Information about worker at
	name:		tcp://
	ncores:		1
	executing:	0
	memory_limit:	10146302976.0
	pid:		60290
	last-task:	2017-07-28 16:35:46
	last-seen:	2017-07-28 16:58:38


  • If you get an error like the one below when running dask-worker, make sure you can ping SCHEDULER_ADDRESS. If not, contact your sysadmin.
    (/p/cscratch/acme/shaheen2/acme_diags_env) [root@greyworm1 ~]# dask-worker
    distributed.worker - INFO - Trying to connect to scheduler: tcp://
  • If after running the diagnostics and you eventually get an IOError: [Errno 24] Too many open files error on the worker or head nodes, follow the steps below on all of the compute and head nodes. For more detail, see the actual answer on the Dask FAQs
    • View the old soft and hard limits on open files
      # ulimit -Sn
      # ulimit -Hn
    • Open /etc/security/limits.conf and add the following lines to increase the limit for root to something larger
      root soft nofile 8192
      root hard nofile 20480
    • View the new soft and hard limits
      # exit
      $ sudo su -
      # ulimit -Sn
      # ulimit -Hn
  • When you start dask-schduler, are there workers created (Starting worker ...) like in the snippet below? If so, run lsof | grep -E 'python2.7.*LISTEN' and kill all of the Python processes (with kill -9 PID) listening on the localhost (those with *:SOMEPORT). Do this with caution.
    (acme_diags_env) shaheen2@shaheen2ml: dask-scheduler
    distributed.scheduler - INFO - -----------------------------------------------
    distributed.scheduler - INFO -   Scheduler at:  tcp://
    distributed.scheduler - INFO -       bokeh at:    
    distributed.scheduler - INFO -        http at:    
    distributed.scheduler - INFO - Local Directory: /var/folders/nl/4tby_mh129g_95fj9dh6cgdh001nkh/T/scheduler-QMmVpu
    distributed.scheduler - INFO - -----------------------------------------------
    distributed.scheduler - INFO - Register tcp://
    distributed.scheduler - INFO - Register tcp://
    distributed.scheduler - INFO - Register tcp://
    distributed.scheduler - INFO - Register tcp://
    distributed.scheduler - INFO - Register tcp://
    distributed.scheduler - INFO - Register tcp://
    distributed.scheduler - INFO - Register tcp://
    distributed.scheduler - INFO - Register tcp://
    distributed.scheduler - INFO - Starting worker compute stream, tcp://
    distributed.scheduler - INFO - Starting worker compute stream, tcp://
    distributed.scheduler - INFO - Starting worker compute stream, tcp://
    distributed.scheduler - INFO - Starting worker compute stream, tcp://
    distributed.scheduler - INFO - Starting worker compute stream, tcp://

Creating the Anaconda environment (for developers)
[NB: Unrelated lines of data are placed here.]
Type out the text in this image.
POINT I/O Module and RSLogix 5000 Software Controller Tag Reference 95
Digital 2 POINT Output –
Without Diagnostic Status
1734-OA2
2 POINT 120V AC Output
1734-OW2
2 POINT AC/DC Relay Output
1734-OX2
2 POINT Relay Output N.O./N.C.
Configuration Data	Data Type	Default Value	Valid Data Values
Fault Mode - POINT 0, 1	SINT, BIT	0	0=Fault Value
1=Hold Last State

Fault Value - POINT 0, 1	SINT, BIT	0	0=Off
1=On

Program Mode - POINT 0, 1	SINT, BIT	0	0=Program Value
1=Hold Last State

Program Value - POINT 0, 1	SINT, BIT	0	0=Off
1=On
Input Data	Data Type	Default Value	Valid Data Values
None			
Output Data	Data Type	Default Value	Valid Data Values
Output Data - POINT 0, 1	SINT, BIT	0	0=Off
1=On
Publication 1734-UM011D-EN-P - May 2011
Creating a single Anaconda environment accessible through the head node and compute nodes might be difficult, due to different system configurations and security settings. Below is how it was done. Eventually, all of this distributed stuff will be included in the default ACME environment.

  1. Login to the head node and make sure you have Anaconda installed in a location accessible to the compute nodes. In the case of aims4 and the greyworm cluster, only /p/cscratch is accessible, so we installed Anaconda in /p/cscratch/acme/shaheen2/anaconda2/.
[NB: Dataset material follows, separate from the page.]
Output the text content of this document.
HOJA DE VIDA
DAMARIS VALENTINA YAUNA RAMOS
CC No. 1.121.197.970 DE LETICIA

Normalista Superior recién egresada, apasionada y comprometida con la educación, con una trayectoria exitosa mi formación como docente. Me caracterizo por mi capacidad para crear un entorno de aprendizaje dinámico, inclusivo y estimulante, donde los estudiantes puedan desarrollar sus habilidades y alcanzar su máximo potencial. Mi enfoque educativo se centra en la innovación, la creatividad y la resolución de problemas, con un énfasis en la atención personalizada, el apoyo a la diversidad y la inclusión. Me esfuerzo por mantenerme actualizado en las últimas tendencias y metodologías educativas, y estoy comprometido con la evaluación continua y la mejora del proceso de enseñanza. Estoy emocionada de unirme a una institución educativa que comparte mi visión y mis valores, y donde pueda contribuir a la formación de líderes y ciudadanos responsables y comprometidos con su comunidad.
  2. Create an Anaconda environment in a location accessible to the compute nodes (/p/cscratch/acme/shaheen2/acme_diags_env).
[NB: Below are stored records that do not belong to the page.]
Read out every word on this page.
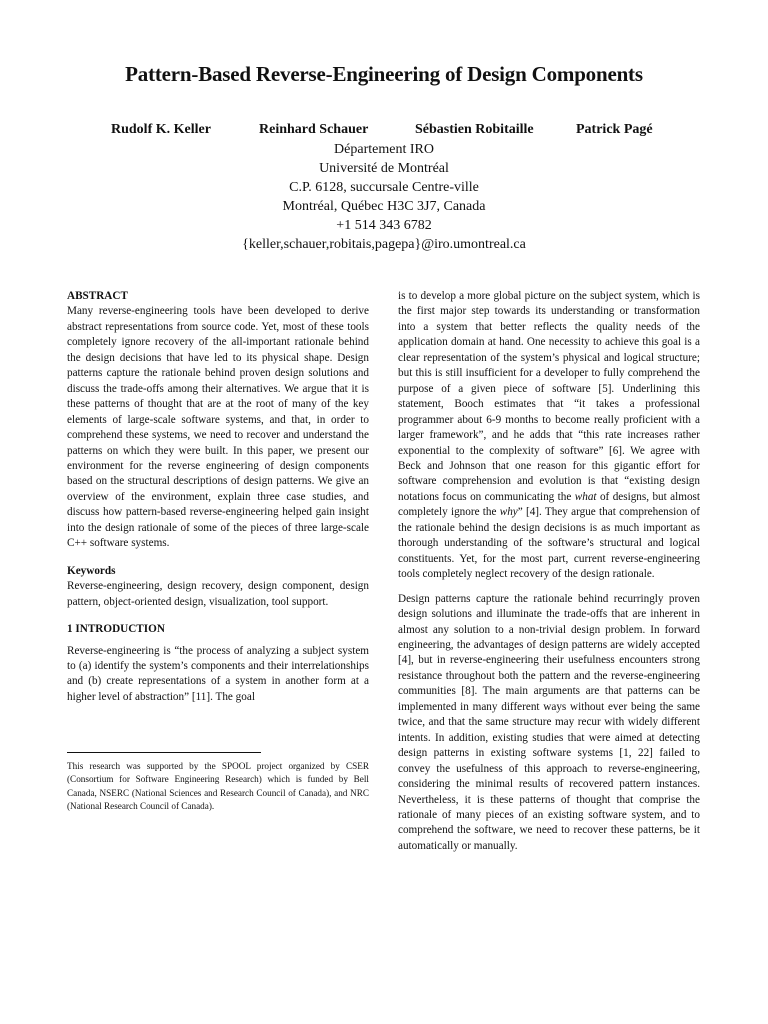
Pattern-Based Reverse-Engineering of Design Components
Rudolf K. Keller	Reinhard Schauer	Sébastien Robitaille	Patrick Pagé
Département IRO
Université de Montréal
C.P. 6128, succursale Centre-ville
Montréal, Québec H3C 3J7, Canada
+1 514 343 6782
{keller,schauer,robitais,pagepa}@iro.umontreal.ca
ABSTRACT

Many reverse-engineering tools have been developed to derive abstract representations from source code. Yet, most of these tools completely ignore recovery of the all-important rationale behind the design decisions that have led to its physical shape. Design patterns capture the rationale behind proven design solutions and discuss the trade-offs among their alternatives. We argue that it is these patterns of thought that are at the root of many of the key elements of large-scale software systems, and that, in order to comprehend these systems, we need to recover and understand the patterns on which they were built. In this paper, we present our environment for the reverse engineering of design components based on the structural descriptions of design patterns. We give an overview of the environment, explain three case studies, and discuss how pattern-based reverse-engineering helped gain insight into the design rationale of some of the pieces of three large-scale C++ software systems.

Keywords

Reverse-engineering, design recovery, design component, design pattern, object-oriented design, visualization, tool support.

1 INTRODUCTION

Reverse-engineering is “the process of analyzing a subject system to (a) identify the system’s components and their interrelationships and (b) create representations of a system in another form at a higher level of abstraction” [11]. The goal

This research was supported by the SPOOL project organized by CSER (Consortium for Software Engineering Research) which is funded by Bell Canada, NSERC (National Sciences and Research Council of Canada), and NRC (National Research Council of Canada).

is to develop a more global picture on the subject system, which is the first major step towards its understanding or transformation into a system that better reflects the quality needs of the application domain at hand. One necessity to achieve this goal is a clear representation of the system’s physical and logical structure; but this is still insufficient for a developer to fully comprehend the purpose of a given piece of software [5]. Underlining this statement, Booch estimates that “it takes a professional programmer about 6-9 months to become really proficient with a larger framework”, and he adds that “this rate increases rather exponential to the complexity of software” [6]. We agree with Beck and Johnson that one reason for this gigantic effort for software comprehension and evolution is that “existing design notations focus on communicating the what of designs, but almost completely ignore the why” [4]. They argue that comprehension of the rationale behind the design decisions is as much important as thorough understanding of the software’s structural and logical constituents. Yet, for the most part, current reverse-engineering tools completely neglect recovery of the design rationale.

Design patterns capture the rationale behind recurringly proven design solutions and illuminate the trade-offs that are inherent in almost any solution to a non-trivial design problem. In forward engineering, the advantages of design patterns are widely accepted [4], but in reverse-engineering their usefulness encounters strong resistance throughout both the pattern and the reverse-engineering communities [8]. The main arguments are that patterns can be implemented in many different ways without ever being the same twice, and that the same structure may recur with widely different intents. In addition, existing studies that were aimed at detecting design patterns in existing software systems [1, 22] failed to convey the usefulness of this approach to reverse-engineering, considering the minimal results of recovered pattern instances. Nevertheless, it is these patterns of thought that comprise the rationale of many pieces of an existing software system, and to comprehend the software, we need to recover these patterns, be it automatically or manually.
    /p/cscratch/acme/shaheen2/anaconda2/bin/conda create -p /p/cscratch/acme/shaheen2/acme_diags_env python=2.7 dask distributed -c conda-forge --copy -y
    Make sure to use --copy, it copies the packages instead of symbolically linking them. Even if you use copy, activate, create, and conda are still symbolically linked based on what conda was used in conda create. Hence, this is why we needed the conda (in /p/cscratch/acme/shaheen2/anaconda2/bin/conda) be available on the head and compute nodes.